Happy Sundae

Hi, guys .. all off u must hv already been empower with the sermon today. So I just want give an extra bonus 🙂
yea … just for u all my faithful bro n sister. Lov u all …

PROPER ATTIRE
Proper attire is required in the cafeteria at the University of Maine.
To enforce that rule, the management posted this notice:
“Shoes are required to eat in this cafeteria.”
Next to it, a student added,
“Socks can eat wherever they want.”

SUSPICIOUS DELIVERY
There was an unexpected knock on my door, and like I always do I first opened the peephole and asked,

“Who’s there?”

”Parcel post, ma’am.
I have a package that needs a signature.”
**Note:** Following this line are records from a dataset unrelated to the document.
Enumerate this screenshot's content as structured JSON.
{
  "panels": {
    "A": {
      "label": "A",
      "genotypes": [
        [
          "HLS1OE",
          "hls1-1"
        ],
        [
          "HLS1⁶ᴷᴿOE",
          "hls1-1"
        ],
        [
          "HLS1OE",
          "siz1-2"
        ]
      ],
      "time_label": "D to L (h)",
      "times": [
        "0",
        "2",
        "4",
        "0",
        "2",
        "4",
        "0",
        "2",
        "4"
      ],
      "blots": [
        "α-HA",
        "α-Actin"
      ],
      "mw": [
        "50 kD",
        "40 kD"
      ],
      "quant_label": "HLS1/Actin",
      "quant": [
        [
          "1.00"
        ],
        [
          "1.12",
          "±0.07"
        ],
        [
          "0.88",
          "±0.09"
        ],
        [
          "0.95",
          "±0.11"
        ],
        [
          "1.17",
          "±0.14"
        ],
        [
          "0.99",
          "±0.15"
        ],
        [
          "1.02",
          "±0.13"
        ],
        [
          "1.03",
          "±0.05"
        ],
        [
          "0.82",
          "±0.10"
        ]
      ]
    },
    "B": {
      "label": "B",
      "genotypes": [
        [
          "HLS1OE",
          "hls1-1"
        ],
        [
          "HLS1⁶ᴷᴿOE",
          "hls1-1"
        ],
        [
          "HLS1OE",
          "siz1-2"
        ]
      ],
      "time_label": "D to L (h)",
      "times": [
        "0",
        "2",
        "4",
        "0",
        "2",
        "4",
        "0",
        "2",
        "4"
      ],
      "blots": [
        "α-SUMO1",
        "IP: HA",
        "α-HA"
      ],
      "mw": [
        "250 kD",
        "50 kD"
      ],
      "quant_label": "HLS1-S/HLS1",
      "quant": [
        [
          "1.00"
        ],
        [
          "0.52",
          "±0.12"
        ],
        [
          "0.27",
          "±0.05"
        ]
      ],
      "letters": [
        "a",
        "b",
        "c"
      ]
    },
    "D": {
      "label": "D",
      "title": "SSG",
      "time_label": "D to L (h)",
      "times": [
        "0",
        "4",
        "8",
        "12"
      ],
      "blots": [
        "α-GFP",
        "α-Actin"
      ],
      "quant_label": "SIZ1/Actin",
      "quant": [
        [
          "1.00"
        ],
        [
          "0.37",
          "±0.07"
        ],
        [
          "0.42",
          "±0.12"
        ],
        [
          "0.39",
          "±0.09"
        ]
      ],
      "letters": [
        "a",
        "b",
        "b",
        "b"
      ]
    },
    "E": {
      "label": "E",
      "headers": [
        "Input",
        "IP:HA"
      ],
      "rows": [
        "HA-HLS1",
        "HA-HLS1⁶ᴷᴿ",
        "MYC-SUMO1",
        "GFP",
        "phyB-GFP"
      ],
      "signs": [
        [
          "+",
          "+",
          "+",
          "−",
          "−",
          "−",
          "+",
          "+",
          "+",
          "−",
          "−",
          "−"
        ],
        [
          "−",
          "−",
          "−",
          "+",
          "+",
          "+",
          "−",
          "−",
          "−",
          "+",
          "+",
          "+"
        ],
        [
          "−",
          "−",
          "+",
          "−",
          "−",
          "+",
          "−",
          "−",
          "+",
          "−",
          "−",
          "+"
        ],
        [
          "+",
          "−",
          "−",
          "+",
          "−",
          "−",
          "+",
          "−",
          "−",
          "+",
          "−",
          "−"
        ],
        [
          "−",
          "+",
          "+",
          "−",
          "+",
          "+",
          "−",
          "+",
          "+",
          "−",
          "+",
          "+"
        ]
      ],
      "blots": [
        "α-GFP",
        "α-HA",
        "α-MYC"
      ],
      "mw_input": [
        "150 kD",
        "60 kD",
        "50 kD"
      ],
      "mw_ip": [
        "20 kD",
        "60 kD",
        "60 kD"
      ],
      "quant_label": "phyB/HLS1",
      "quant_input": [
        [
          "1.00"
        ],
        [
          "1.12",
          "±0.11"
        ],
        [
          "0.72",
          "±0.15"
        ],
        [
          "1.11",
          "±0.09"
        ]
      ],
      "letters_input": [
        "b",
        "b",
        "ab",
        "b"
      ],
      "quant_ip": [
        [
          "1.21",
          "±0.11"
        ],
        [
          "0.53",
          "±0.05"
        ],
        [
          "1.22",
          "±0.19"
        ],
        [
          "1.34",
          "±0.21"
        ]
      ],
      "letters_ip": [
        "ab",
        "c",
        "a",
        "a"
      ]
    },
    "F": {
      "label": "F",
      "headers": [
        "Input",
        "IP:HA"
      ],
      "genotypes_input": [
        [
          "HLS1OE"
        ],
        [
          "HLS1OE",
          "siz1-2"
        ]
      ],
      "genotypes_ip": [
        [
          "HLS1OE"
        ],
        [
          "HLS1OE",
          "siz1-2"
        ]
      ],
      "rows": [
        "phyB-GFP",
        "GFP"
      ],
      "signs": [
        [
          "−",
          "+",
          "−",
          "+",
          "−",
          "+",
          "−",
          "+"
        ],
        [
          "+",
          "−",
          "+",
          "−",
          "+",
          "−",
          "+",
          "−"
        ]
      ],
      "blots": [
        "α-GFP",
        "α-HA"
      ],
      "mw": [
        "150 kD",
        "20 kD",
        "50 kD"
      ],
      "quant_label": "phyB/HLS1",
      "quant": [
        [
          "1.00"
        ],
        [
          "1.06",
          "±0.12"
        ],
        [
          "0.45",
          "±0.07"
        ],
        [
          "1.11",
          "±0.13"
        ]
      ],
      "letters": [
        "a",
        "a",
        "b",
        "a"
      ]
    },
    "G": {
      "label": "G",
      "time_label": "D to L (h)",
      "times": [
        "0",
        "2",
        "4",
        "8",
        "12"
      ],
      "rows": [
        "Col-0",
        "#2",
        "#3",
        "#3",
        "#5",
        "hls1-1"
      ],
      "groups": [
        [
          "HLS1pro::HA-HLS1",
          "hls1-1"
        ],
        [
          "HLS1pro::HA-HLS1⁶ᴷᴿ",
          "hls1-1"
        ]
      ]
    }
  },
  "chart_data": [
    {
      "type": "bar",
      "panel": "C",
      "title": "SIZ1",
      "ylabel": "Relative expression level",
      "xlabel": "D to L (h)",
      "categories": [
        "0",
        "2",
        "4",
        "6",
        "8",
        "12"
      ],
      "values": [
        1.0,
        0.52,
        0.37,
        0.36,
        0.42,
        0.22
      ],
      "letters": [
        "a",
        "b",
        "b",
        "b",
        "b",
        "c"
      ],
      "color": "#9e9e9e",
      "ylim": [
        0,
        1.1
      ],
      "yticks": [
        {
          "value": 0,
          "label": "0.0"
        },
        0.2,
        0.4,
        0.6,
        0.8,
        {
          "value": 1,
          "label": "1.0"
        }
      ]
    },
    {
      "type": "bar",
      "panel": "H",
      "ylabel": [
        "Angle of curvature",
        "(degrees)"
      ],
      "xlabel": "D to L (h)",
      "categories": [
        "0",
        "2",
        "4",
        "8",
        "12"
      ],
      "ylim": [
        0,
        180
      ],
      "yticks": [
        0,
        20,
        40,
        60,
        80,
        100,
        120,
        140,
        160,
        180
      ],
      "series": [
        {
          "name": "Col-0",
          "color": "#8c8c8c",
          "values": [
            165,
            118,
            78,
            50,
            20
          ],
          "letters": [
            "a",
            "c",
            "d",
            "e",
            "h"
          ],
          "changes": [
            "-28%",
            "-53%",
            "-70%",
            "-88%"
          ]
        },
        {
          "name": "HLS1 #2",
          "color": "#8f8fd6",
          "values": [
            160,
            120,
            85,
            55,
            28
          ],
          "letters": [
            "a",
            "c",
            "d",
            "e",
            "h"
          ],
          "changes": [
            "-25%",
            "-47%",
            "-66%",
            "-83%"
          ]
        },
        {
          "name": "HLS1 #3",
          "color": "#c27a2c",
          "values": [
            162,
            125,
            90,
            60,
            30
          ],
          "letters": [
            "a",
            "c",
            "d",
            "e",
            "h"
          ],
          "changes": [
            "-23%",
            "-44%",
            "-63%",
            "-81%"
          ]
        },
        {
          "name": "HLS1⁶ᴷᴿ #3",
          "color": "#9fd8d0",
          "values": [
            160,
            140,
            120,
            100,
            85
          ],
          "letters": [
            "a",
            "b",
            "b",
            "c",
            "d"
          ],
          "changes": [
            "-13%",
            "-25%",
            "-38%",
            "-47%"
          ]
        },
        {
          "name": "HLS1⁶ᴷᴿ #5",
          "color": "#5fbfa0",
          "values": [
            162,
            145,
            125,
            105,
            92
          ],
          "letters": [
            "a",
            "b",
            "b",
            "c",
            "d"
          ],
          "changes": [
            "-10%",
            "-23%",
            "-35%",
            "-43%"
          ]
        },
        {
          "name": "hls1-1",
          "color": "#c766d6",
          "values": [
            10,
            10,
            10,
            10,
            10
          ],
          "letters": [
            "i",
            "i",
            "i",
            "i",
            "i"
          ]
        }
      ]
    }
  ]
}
“Where’s the package?” I asked suspiciously.
The deliveryman held it up.

“Could I see some ID?” I said, still not convinced. 
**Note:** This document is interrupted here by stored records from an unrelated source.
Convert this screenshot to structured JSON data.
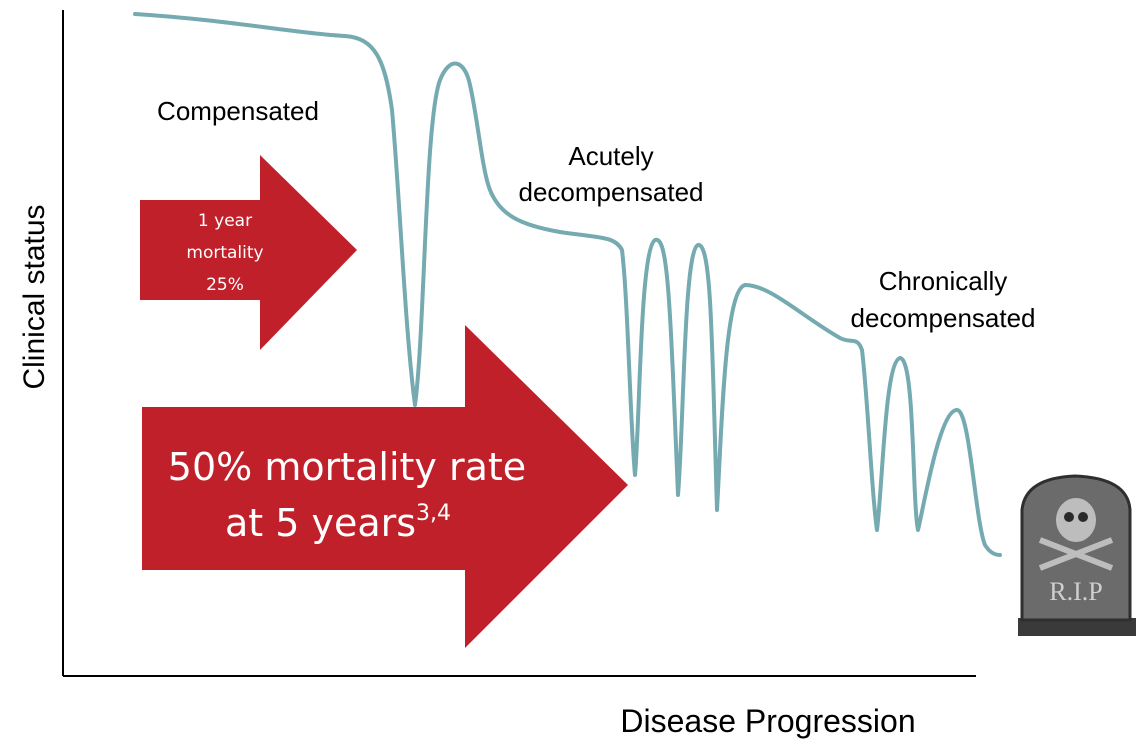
{
  "y_axis_label": "Clinical status",
  "x_axis_label": "Disease Progression",
  "stages": [
    {
      "lines": [
        "Compensated"
      ]
    },
    {
      "lines": [
        "Acutely",
        "decompensated"
      ]
    },
    {
      "lines": [
        "Chronically",
        "decompensated"
      ]
    }
  ],
  "small_arrow": {
    "lines": [
      "1 year",
      "mortality",
      "25%"
    ]
  },
  "big_arrow": {
    "line1": "50% mortality rate",
    "line2": "at  5 years",
    "superscript": "3,4"
  },
  "tombstone": {
    "label": "R.I.P"
  }
}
“Lady,” he replied wearily, “if I wanted to break into your house, I’d probably just use these.”
And he pulled out the keys I had left in the door.

FUNERAL WEATHER
As with many funerals, it was a cloudy, rainy day. The deceased was a little old lady who had devoted her entire married life to fussing at her poor husband.
When the graveside service had no more than terminated, there was a tremendous burst of thunder accompanied by a distant lightning bolt.

The little old man looked at the pastor and calmly said, “Well, she’s there.”